TL: A lot of people in the activist community like to point their fingers at government for a very good reason, but what do you think the scientific community should be doing?

JH: Well, I think the government should be asking the scientific community. We have a National Academy of Sciences that was formed at the request of Abraham Lincoln to advise the government on technical matters, which require scientific expertise. So if the government wants to do something it could ask the Academy to give it a report to provide some guidance and that's not really happening. Instead, we're allowing the politics to control the discussion and that then ends up leading to little if any action because politics is not going to allow it simply because there's such a preference among the fossil fuel industry and the people who are making a lot of money off of it to continue business as usual. 

So the politics ends up in a stalemate.
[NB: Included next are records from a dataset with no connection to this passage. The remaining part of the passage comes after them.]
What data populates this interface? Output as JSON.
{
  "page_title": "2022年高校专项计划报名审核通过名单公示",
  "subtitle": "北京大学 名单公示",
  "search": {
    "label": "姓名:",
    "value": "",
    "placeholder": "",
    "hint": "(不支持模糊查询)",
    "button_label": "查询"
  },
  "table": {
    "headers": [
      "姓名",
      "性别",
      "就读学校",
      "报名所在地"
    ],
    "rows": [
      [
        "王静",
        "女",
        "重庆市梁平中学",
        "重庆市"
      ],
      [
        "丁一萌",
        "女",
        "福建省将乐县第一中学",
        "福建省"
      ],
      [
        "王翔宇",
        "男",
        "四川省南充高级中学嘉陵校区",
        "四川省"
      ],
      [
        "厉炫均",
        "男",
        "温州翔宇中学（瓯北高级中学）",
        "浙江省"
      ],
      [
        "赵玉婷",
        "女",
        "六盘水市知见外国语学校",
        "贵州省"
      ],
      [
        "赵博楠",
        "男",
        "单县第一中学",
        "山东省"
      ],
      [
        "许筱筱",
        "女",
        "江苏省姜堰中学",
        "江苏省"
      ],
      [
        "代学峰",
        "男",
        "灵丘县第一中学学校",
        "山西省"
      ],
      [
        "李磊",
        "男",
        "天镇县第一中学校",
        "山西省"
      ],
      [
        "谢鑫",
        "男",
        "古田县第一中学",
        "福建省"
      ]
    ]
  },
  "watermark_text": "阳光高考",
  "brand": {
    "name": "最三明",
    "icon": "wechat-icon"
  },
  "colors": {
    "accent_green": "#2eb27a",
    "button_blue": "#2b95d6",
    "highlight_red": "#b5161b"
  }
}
The scientific community has issued reports. The major scientific groups like the American Geophysical Union, the American Meteorological Society have pretty strong statements about the fact that humans are causing climate change and there will be consequences. So I'm not sure that it can do a lot more if it's not asked to provide specific guidance.  

TL: Why do you think we are so incapable of taking action when we are presented with the overwhelming scientific evidence?

JH: Well, what I've learned in going to several different countries is that the money has a huge influence on national politics not only in the United States but in practically every country in the world. And the fossil fuel industry is the wealthiest industry in the world, so it becomes difficult to get government action without more pressure from the public. And that, in the case of this problem, is something that is really difficult because of the fact of this inertia and delayed response so the public doesn't see that much happening. 

The difficulty is that because of this inertia of the system, we have only realized, the planet has only realized, about half of the effect of the gases that are already in the atmosphere — the rest is still in the pipeline and will occur over coming decades and this century. And that makes it very difficult. The public has many other issues on its mind like feeding their families and important practical issues. If they don't see a major effect then it's just not high enough on their priority list.